I think invoking sovereignty as the trump card in favor of Arizona is dubious, and I especially don't like the idea that doing so makes the anti-boycott position better from the standpoint of democracy. Frankly, I think the idea of strict territorial sovereignty is totally anti-democratic, since it denies participation in decision-making to people who are stakeholders in those decisions, and reinforces the idea that territorial units have something like an inalienable right to police their borders and the constitution of their citizenship. That kind of thinking is largely what motivates the Arizona law to begin with. The boycott solution does not involve appealing to a state for intervention, does involve internal negotiation of ethical and political ends by the group in question, and does give people with an interest in pushing for a more just set of laws the ability to do so. All of this strikes me as more democratic than saying that Arizonans have a special right to be racist as long as they exercise that right in Arizona. I think the appeal to sovereignty is ultimately another way of taking an ambiguous and contested political situation, where lots of people feel an ethical compunction to resist an unjust law, and elide that ambiguity by granting one group of people exactly the kind of power whose abuse animates the law in question.

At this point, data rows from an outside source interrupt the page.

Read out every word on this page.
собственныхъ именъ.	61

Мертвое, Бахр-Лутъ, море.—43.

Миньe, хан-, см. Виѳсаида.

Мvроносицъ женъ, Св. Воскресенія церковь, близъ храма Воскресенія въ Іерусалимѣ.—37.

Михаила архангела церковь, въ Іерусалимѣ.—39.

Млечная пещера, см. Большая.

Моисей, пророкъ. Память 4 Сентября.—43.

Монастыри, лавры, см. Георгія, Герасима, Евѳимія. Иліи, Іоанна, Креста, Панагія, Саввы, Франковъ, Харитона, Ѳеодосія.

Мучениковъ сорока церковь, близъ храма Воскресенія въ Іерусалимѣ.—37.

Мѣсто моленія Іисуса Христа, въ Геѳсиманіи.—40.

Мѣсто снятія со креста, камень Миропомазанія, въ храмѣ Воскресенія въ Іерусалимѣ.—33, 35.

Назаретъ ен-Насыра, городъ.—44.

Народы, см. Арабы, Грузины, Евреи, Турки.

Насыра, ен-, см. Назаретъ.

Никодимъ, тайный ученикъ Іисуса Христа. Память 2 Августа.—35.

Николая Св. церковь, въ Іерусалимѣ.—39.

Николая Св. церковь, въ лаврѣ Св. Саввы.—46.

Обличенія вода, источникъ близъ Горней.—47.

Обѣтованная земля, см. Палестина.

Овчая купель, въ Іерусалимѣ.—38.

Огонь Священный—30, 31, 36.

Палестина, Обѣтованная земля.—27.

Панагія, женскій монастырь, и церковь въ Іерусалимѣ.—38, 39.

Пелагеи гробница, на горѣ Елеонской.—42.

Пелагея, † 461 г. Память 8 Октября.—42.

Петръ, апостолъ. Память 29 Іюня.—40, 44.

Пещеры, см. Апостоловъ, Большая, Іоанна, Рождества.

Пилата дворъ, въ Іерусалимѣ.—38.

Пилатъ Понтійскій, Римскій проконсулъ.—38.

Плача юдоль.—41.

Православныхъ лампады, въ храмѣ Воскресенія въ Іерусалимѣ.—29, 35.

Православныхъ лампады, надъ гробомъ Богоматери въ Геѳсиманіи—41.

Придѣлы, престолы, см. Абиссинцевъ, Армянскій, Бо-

Finally, I'm not sure why the coercion involved in an appeal to sovereignty is any more democratic than the coercion involved in a withdrawal of economic support. If I have to choose between cultivating democratic norms that defer to entrenching the power of formal political structures and cultivating democratic norms that encourage collective action across boundaries by freely associating people, I'd throw in for the latter.

David Schraub said...

Joe: A boycott has a secondary persuasive effect, in that the target might wonder why folks so vigorously oppose their position and thus reevaluate it, but it's primary effect is to try and bring enough economic power to bear on the target so they are forced to change whether they are persuaded to or not. In this, it is more similar to other forms of mass action which attempt to leave the target's economy in shambles, more so than those whose power comes purely from their ability to persuade.

Matt: First, the democratic presumption is a rebuttable one, so appealing to the specific racist features of the Arizona law which may make it worth overcoming doesn't show that boycotts shouldn't be treated as special, it just shows that Arizona is among the special cases.

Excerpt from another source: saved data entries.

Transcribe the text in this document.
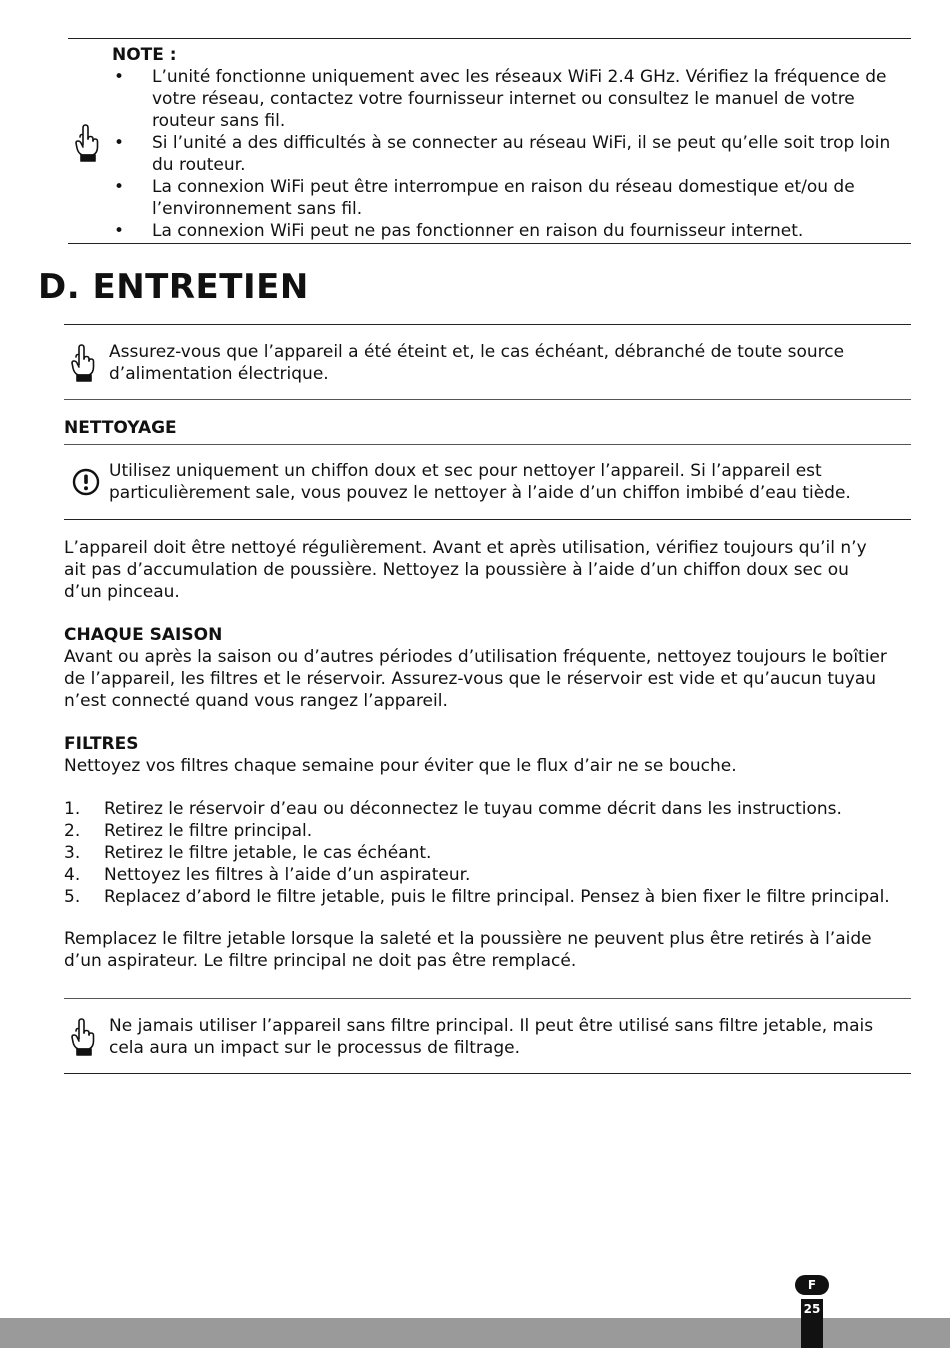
NOTE :
• L’unité fonctionne uniquement avec les réseaux WiFi 2.4 GHz. Vérifiez la fréquence de votre réseau, contactez votre fournisseur internet ou consultez le manuel de votre routeur sans fil.
• Si l’unité a des difficultés à se connecter au réseau WiFi, il se peut qu’elle soit trop loin du routeur.
• La connexion WiFi peut être interrompue en raison du réseau domestique et/ou de l’environnement sans fil.
• La connexion WiFi peut ne pas fonctionner en raison du fournisseur internet.
D. ENTRETIEN
Assurez-vous que l’appareil a été éteint et, le cas échéant, débranché de toute source d’alimentation électrique.
NETTOYAGE
Utilisez uniquement un chiffon doux et sec pour nettoyer l’appareil. Si l’appareil est particulièrement sale, vous pouvez le nettoyer à l’aide d’un chiffon imbibé d’eau tiède.
L’appareil doit être nettoyé régulièrement. Avant et après utilisation, vérifiez toujours qu’il n’y ait pas d’accumulation de poussière. Nettoyez la poussière à l’aide d’un chiffon doux sec ou d’un pinceau.
CHAQUE SAISON
Avant ou après la saison ou d’autres périodes d’utilisation fréquente, nettoyez toujours le boîtier de l’appareil, les filtres et le réservoir. Assurez-vous que le réservoir est vide et qu’aucun tuyau n’est connecté quand vous rangez l’appareil.
FILTRES
Nettoyez vos filtres chaque semaine pour éviter que le flux d’air ne se bouche.
1. Retirez le réservoir d’eau ou déconnectez le tuyau comme décrit dans les instructions.
2. Retirez le filtre principal.
3. Retirez le filtre jetable, le cas échéant.
4. Nettoyez les filtres à l’aide d’un aspirateur.
5. Replacez d’abord le filtre jetable, puis le filtre principal. Pensez à bien fixer le filtre principal.
Remplacez le filtre jetable lorsque la saleté et la poussière ne peuvent plus être retirés à l’aide d’un aspirateur. Le filtre principal ne doit pas être remplacé.
Ne jamais utiliser l’appareil sans filtre principal. Il peut être utilisé sans filtre jetable, mais cela aura un impact sur le processus de filtrage.
F
25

Second, I think your preference for "stakeholder" versus "territorial" democracy is extraordinarily vaguely formed and runs in major democracy deficit problems. You don't really say who counts as a "stakeholder" in your equation, but if I (the potential boycotter) am a "stakeholder" in the issue simply because I'm aggrieved that Arizona is behaving in a racist fashion, the definition of stakeholder is far too thin to really sustain a democratic community. I think that insofar as intervention is justified (and I certainly think it is on other axes -- particularly legal ones), it's justified because Arizonans made a decision that can't be countenanced within the rules which govern the American constitutional community, and that's sufficient to override their preferences. Pretending like we're not doing such an override at all (in any meaningful respect) seems motivated by little more than a desire that every political value be lined up on our side. They're not.

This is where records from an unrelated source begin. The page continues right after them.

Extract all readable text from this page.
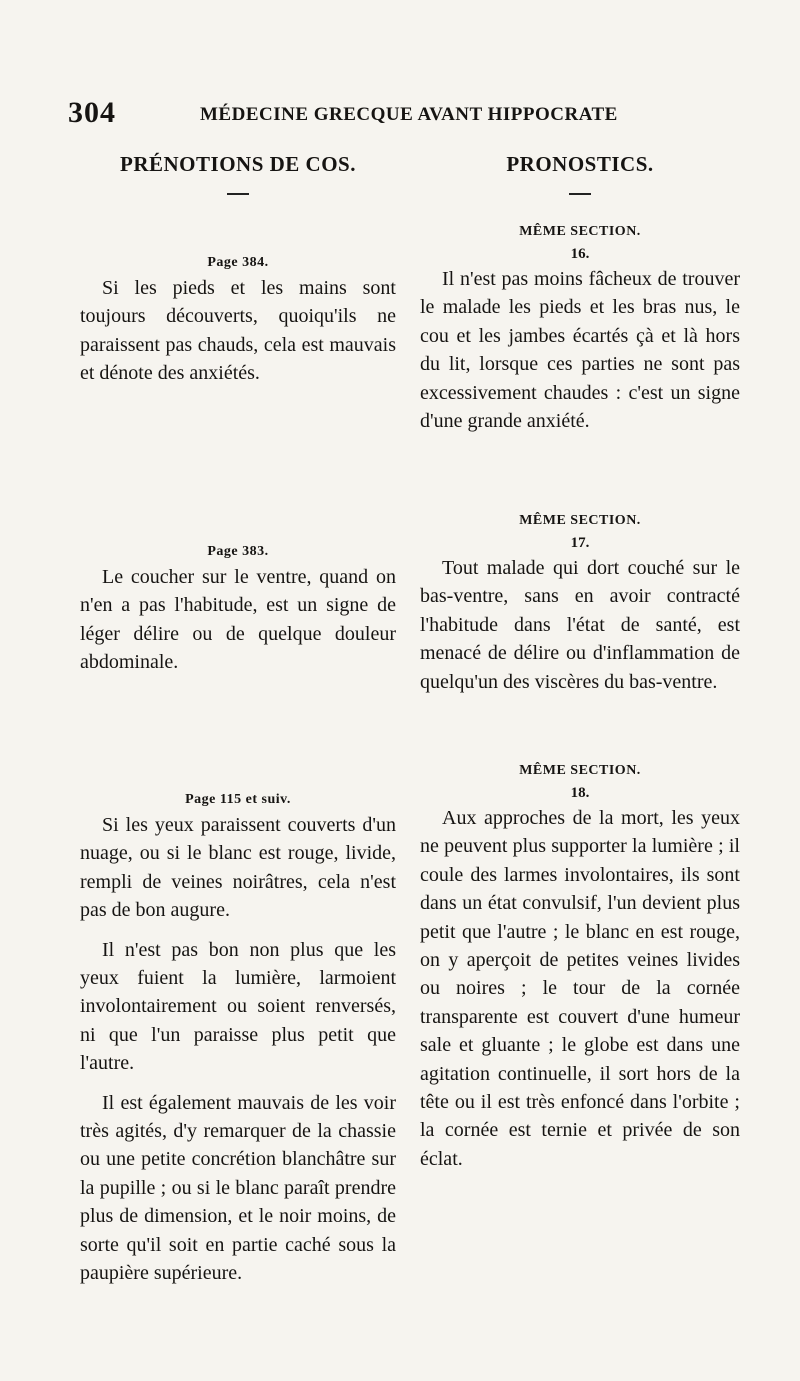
304	MÉDECINE GRECQUE AVANT HIPPOCRATE
PRÉNOTIONS DE COS.
Page 384.

Si les pieds et les mains sont toujours découverts, quoiqu'ils ne paraissent pas chauds, cela est mauvais et dénote des anxiétés.

Page 383.

Le coucher sur le ventre, quand on n'en a pas l'habitude, est un signe de léger délire ou de quelque douleur abdominale.

Page 115 et suiv.

Si les yeux paraissent couverts d'un nuage, ou si le blanc est rouge, livide, rempli de veines noirâtres, cela n'est pas de bon augure.

Il n'est pas bon non plus que les yeux fuient la lumière, larmoient involontairement ou soient renversés, ni que l'un paraisse plus petit que l'autre.

Il est également mauvais de les voir très agités, d'y remarquer de la chassie ou une petite concrétion blanchâtre sur la pupille ; ou si le blanc paraît prendre plus de dimension, et le noir moins, de sorte qu'il soit en partie caché sous la paupière supérieure.

PRONOSTICS.
MÊME SECTION.
16.

Il n'est pas moins fâcheux de trouver le malade les pieds et les bras nus, le cou et les jambes écartés çà et là hors du lit, lorsque ces parties ne sont pas excessivement chaudes : c'est un signe d'une grande anxiété.

MÊME SECTION.
17.

Tout malade qui dort couché sur le bas-ventre, sans en avoir contracté l'habitude dans l'état de santé, est menacé de délire ou d'inflammation de quelqu'un des viscères du bas-ventre.

MÊME SECTION.
18.

Aux approches de la mort, les yeux ne peuvent plus supporter la lumière ; il coule des larmes involontaires, ils sont dans un état convulsif, l'un devient plus petit que l'autre ; le blanc en est rouge, on y aperçoit de petites veines livides ou noires ; le tour de la cornée transparente est couvert d'une humeur sale et gluante ; le globe est dans une agitation continuelle, il sort hors de la tête ou il est très enfoncé dans l'orbite ; la cornée est ternie et privée de son éclat.
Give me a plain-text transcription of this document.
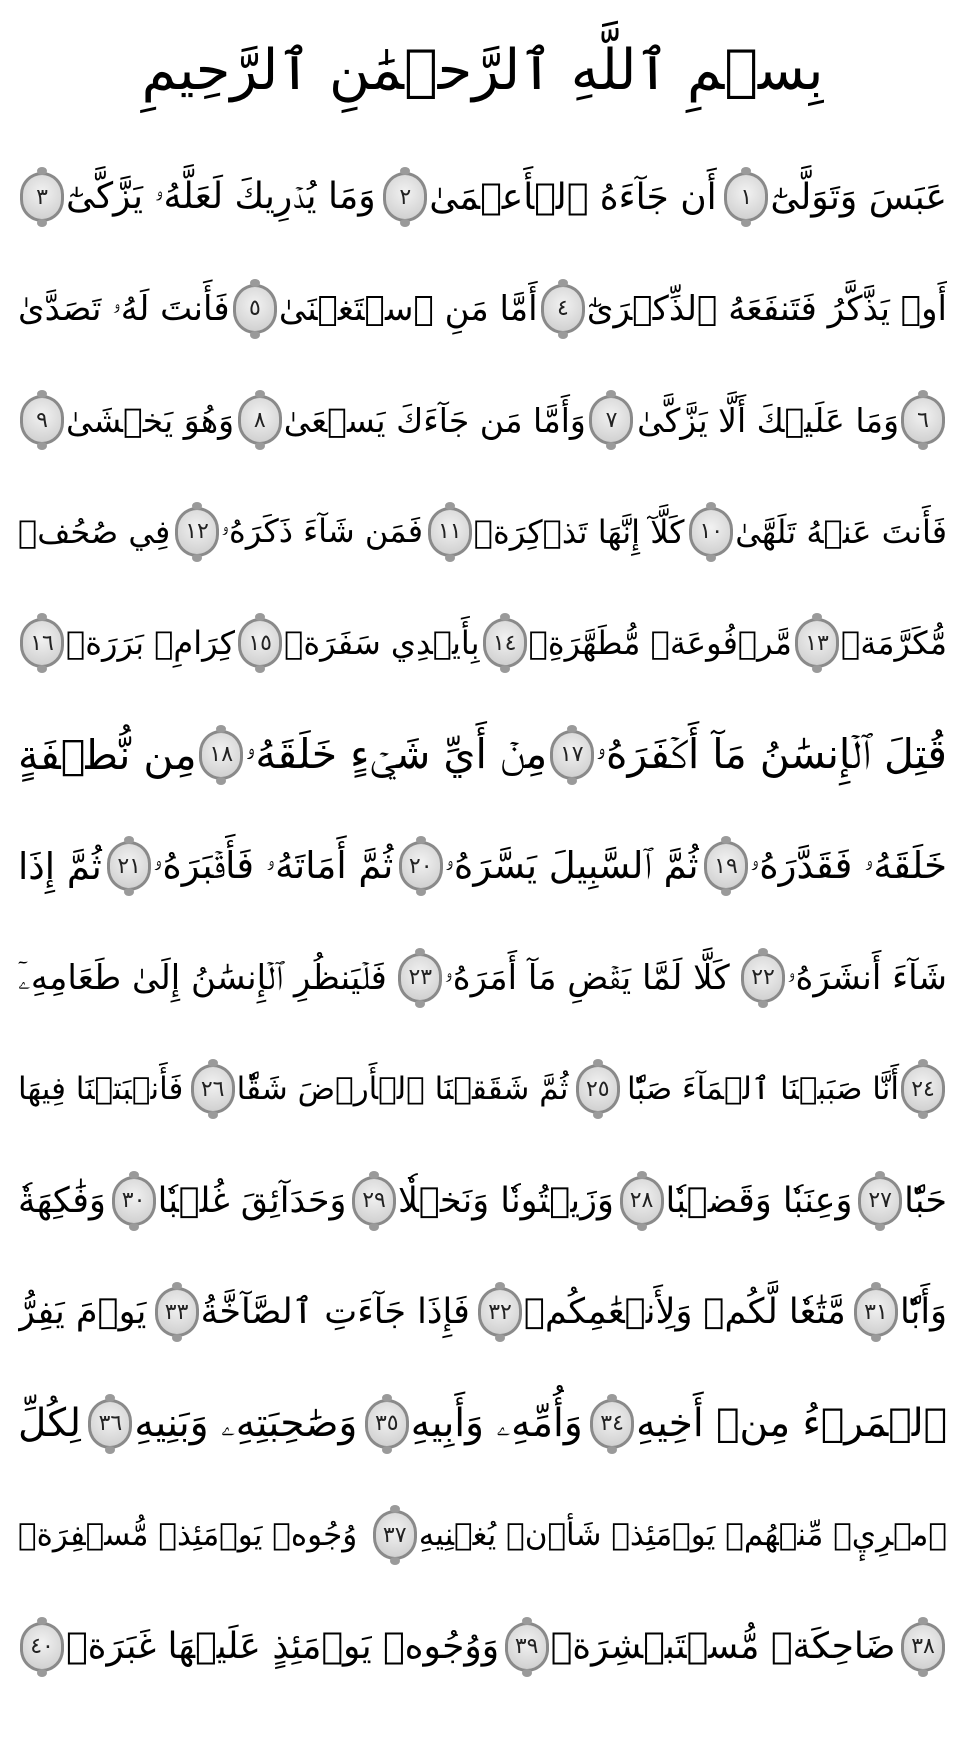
بِسۡمِ ٱللَّهِ ٱلرَّحۡمَٰنِ ٱلرَّحِيمِ
عَبَسَ وَتَوَلَّىٰٓ
١
أَن جَآءَهُ ٱلۡأَعۡمَىٰ
٢
وَمَا يُدۡرِيكَ لَعَلَّهُۥ يَزَّكَّىٰٓ
٣
أَوۡ يَذَّكَّرُ فَتَنفَعَهُ ٱلذِّكۡرَىٰٓ
٤
أَمَّا مَنِ ٱسۡتَغۡنَىٰ
٥
فَأَنتَ لَهُۥ تَصَدَّىٰ
٦
وَمَا عَلَيۡكَ أَلَّا يَزَّكَّىٰ
٧
وَأَمَّا مَن جَآءَكَ يَسۡعَىٰ
٨
وَهُوَ يَخۡشَىٰ
٩
فَأَنتَ عَنۡهُ تَلَهَّىٰ
١٠
كَلَّآ إِنَّهَا تَذۡكِرَةٞ
١١
فَمَن شَآءَ ذَكَرَهُۥ
١٢
فِي صُحُفٖ
مُّكَرَّمَةٖ
١٣
مَّرۡفُوعَةٖ مُّطَهَّرَةِۭ
١٤
بِأَيۡدِي سَفَرَةٖ
١٥
كِرَامِۭ بَرَرَةٖ
١٦
قُتِلَ ٱلۡإِنسَٰنُ مَآ أَكۡفَرَهُۥ
١٧
مِنۡ أَيِّ شَيۡءٍ خَلَقَهُۥ
١٨
مِن نُّطۡفَةٍ
خَلَقَهُۥ فَقَدَّرَهُۥ
١٩
ثُمَّ ٱلسَّبِيلَ يَسَّرَهُۥ
٢٠
ثُمَّ أَمَاتَهُۥ فَأَقۡبَرَهُۥ
٢١
ثُمَّ إِذَا
شَآءَ أَنشَرَهُۥ
٢٢
كَلَّا لَمَّا يَقۡضِ مَآ أَمَرَهُۥ
٢٣
فَلۡيَنظُرِ ٱلۡإِنسَٰنُ إِلَىٰ طَعَامِهِۦٓ
٢٤
أَنَّا صَبَبۡنَا ٱلۡمَآءَ صَبّٗا
٢٥
ثُمَّ شَقَقۡنَا ٱلۡأَرۡضَ شَقّٗا
٢٦
فَأَنۢبَتۡنَا فِيهَا
حَبّٗا
٢٧
وَعِنَبٗا وَقَضۡبٗا
٢٨
وَزَيۡتُونٗا وَنَخۡلٗا
٢٩
وَحَدَآئِقَ غُلۡبٗا
٣٠
وَفَٰكِهَةٗ
وَأَبّٗا
٣١
مَّتَٰعٗا لَّكُمۡ وَلِأَنۡعَٰمِكُمۡ
٣٢
فَإِذَا جَآءَتِ ٱلصَّآخَّةُ
٣٣
يَوۡمَ يَفِرُّ
ٱلۡمَرۡءُ مِنۡ أَخِيهِ
٣٤
وَأُمِّهِۦ وَأَبِيهِ
٣٥
وَصَٰحِبَتِهِۦ وَبَنِيهِ
٣٦
لِكُلِّ
ٱمۡرِيٕٖ مِّنۡهُمۡ يَوۡمَئِذٖ شَأۡنٞ يُغۡنِيهِ
٣٧
وُجُوهٞ يَوۡمَئِذٖ مُّسۡفِرَةٞ
٣٨
ضَاحِكَةٞ مُّسۡتَبۡشِرَةٞ
٣٩
وَوُجُوهٞ يَوۡمَئِذٍ عَلَيۡهَا غَبَرَةٞ
٤٠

Finally, part of your dismissal of my concerns seems to be that I think communal action is "too messy", which is implied to mean that the room where the decisions are made isn't austere enough or something. But the problem runs deeper than that: group polarization and spirals of silence are real problems in the sort of communal action you promote, and you don't really address why we shouldn't be concerned about them. "Standard" politics (in an adversarial legislature or in an adversarial court system) many have many faults, but it does do a superior job checking these dynamics.

joe said...

David, I must admit you are taking a more consequentialist stance than I would have expected. True there is an economic effect, but so what? Why is there a positive duty to patronize a business or group of businesses, instead of the option?